The output of the analysis is a table of the top pathways that may be affected the differentially expressed genes we previously identified. The details of fGSEA are outside the scope of this tutorial, but one can think of fGSEA as taking the ranked list of genes and overlaying them onto the database of biological pathways; if many of the genes in a particular pathway are differentially expressed, then it is reasonable to expect that the pathway would be different between the two cell types. This can start to reveal the biological meaning behind the differentially expressed genes.

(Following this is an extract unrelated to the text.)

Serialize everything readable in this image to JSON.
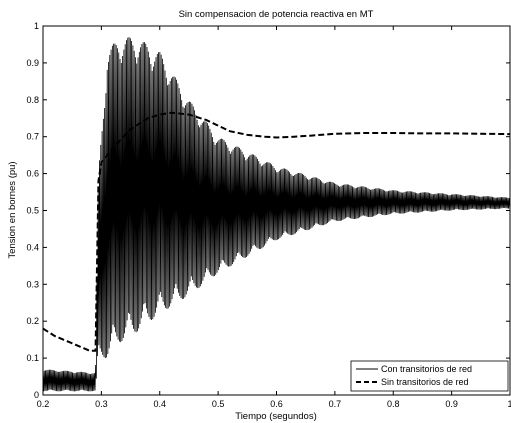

At this point, we can now choose one of the pathways and "export" the genes in that pathway to its own "feature set". By default, the set name is given as the name of the pathway from the fGSEA database, but you are free to change that. We leave it as the default here.

Feature set operations

Again, if we head to the metadata tab, we can see all the observation and feature sets, including this new set based on the IL-1 signaling pathway. We also see our "topDGE" set which was taken from the DESeq2 differential expression analysis.

Perhaps we are interested in viewing those top downregulated differentially-expressed genes that are also in the IL-1 signaling pathway. Recall that fGSEA simply looks at how the full, ranked list of genes falls within the 62 genes in this pre-defined pathway. It doesn't mean that all 62 genes are differentially expressed or how they are affected (i.e. up- or downregulated).

We can find out this intersection by selecting the two gene sets and performing a feature intersection by clicking on the button to "Create set from intersection". This ends up creating a new set of three genes. Thus, out of the 62 genes in the IL-1 signaling pathway, only three are strongly downregulated comparing CD4 versus .

Boxplot of expressions

As a final step in our analysis, let's look at the expression of those three significantly downregulated genes in the IL-1 pathway. Go to the "Plotting" tab again and this time choose "expression boxplot". Again, we select the normalized expressions, but this time we choose to display the three genes in our "intersection set". We arrive at the boxplot shown below.

Again, if you hover over the individual points, we can see sample_F with gene expressions that more closely align with CD4 cell expression. Indeed, if you choose "setA" and "setB" to segregate the expressions, we see an improvement with no "outliers". If it weren't obvious before, we have definitively shown that sample_F was incorrectly annotated (see the final screenshot).